Third: 1970, the first federal government under a Social Democratic Chancellor, Willy Brandt, negotiates the Eastern treaties with Moscow and Warsaw. During the negotiations, Polish Deputy Foreign Minister Winiewicz officially confirmed Poland’s waiver of German reparations.

Fourth: The Warsaw Treaty of 1972 ends up before the Federal Constitutional Court. It’s about the course of the Polish border, but not only about it, but also about property claims by those displaced from their homeland – they lost their belongings in the course of Poland’s westward shift. The Karlsruhe judges also have to deal with the question of reparations. In their verdict, they state clearly and unequivocally that when the Warsaw Pact was signed, Polish claims for reparations no longer existed.

Fifth: 1990, the Two Plus Four negotiations. Germany and the GDR are negotiating the status of Germany with the former Allies, with the Americans, the Russians, the French and the British. The Polish government is not officially involved, but is, as the diplomatic term goes, “involved” in talks.

In the Two Plus Four Treaty, which ultimately establishes the sovereignty of Germany as a whole, there is no mention of reparations. But something else is decisive in terms of international law: in the talks taking place parallel to the negotiations, Poland never put forward demands for reparations. This means that they are done with – mind you: not from the point of view of the Federal Government, but according to internationally binding international law.

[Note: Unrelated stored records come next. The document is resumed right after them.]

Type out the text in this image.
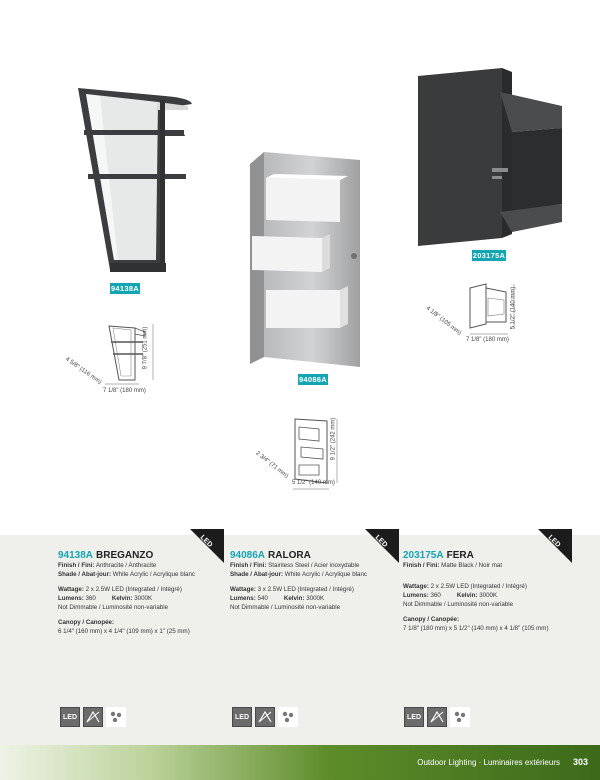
94138A
9 7/8" (251 mm)
7 1/8" (180 mm)
4 5/8" (116 mm)	94086A
9 1/2" (242 mm)
5 1/2" (140 mm)
2 3/4" (71 mm)
203175A
5 1/2" (140 mm)
7 1/8" (180 mm)
4 1/8" (105 mm)
LED	LED	LED
94138A BREGANZO
Finish / Fini: Anthracite / Anthracite
Shade / Abat-jour: White Acrylic / Acrylique blanc
Wattage: 2 x 2.5W LED (Integrated / Intégré)
Lumens: 360	Kelvin: 3000K
Not Dimmable / Luminosité non-variable
Canopy / Canopée:
6 1/4" (160 mm) x 4 1/4" (109 mm) x 1" (25 mm)
94086A RALORA
Finish / Fini: Stainless Steel / Acier inoxydable
Shade / Abat-jour: White Acrylic / Acrylique blanc
Wattage: 3 x 2.5W LED (Integrated / Intégré)
Lumens: 540	Kelvin: 3000K
Not Dimmable / Luminosité non-variable
203175A FERA
Finish / Fini: Matte Black / Noir mat
Wattage: 2 x 2.5W LED (Integrated / Intégré)
Lumens: 360	Kelvin: 3000K
Not Dimmable / Luminosité non-variable
Canopy / Canopée:
7 1/8" (180 mm) x 5 1/2" (140 mm) x 4 1/8" (105 mm)
LED	LED	LED
Outdoor Lighting · Luminaires extérieurs 303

Sixth: 1991, the German-Polish Friendship Treaty. After German reunification, relations between Germany as a whole and Poland were put on a new footing – former East-West bloc opponents became political partners. That is why the friendship treaty does not provide for any reparations.

Conclusion:

Legally, the matter is clear: Poland has no justifiable claim under international law to reparations from Germany, because it itself has waived this several times and because reparations have already been paid in another way – via the Soviet Union.

Politically, what Warsaw is doing is bad style that violates the spirit of the German-Polish friendship treaty. And in reality, only one person is helping who is pursuing the goal of driving the West apart: Vladimir Putin.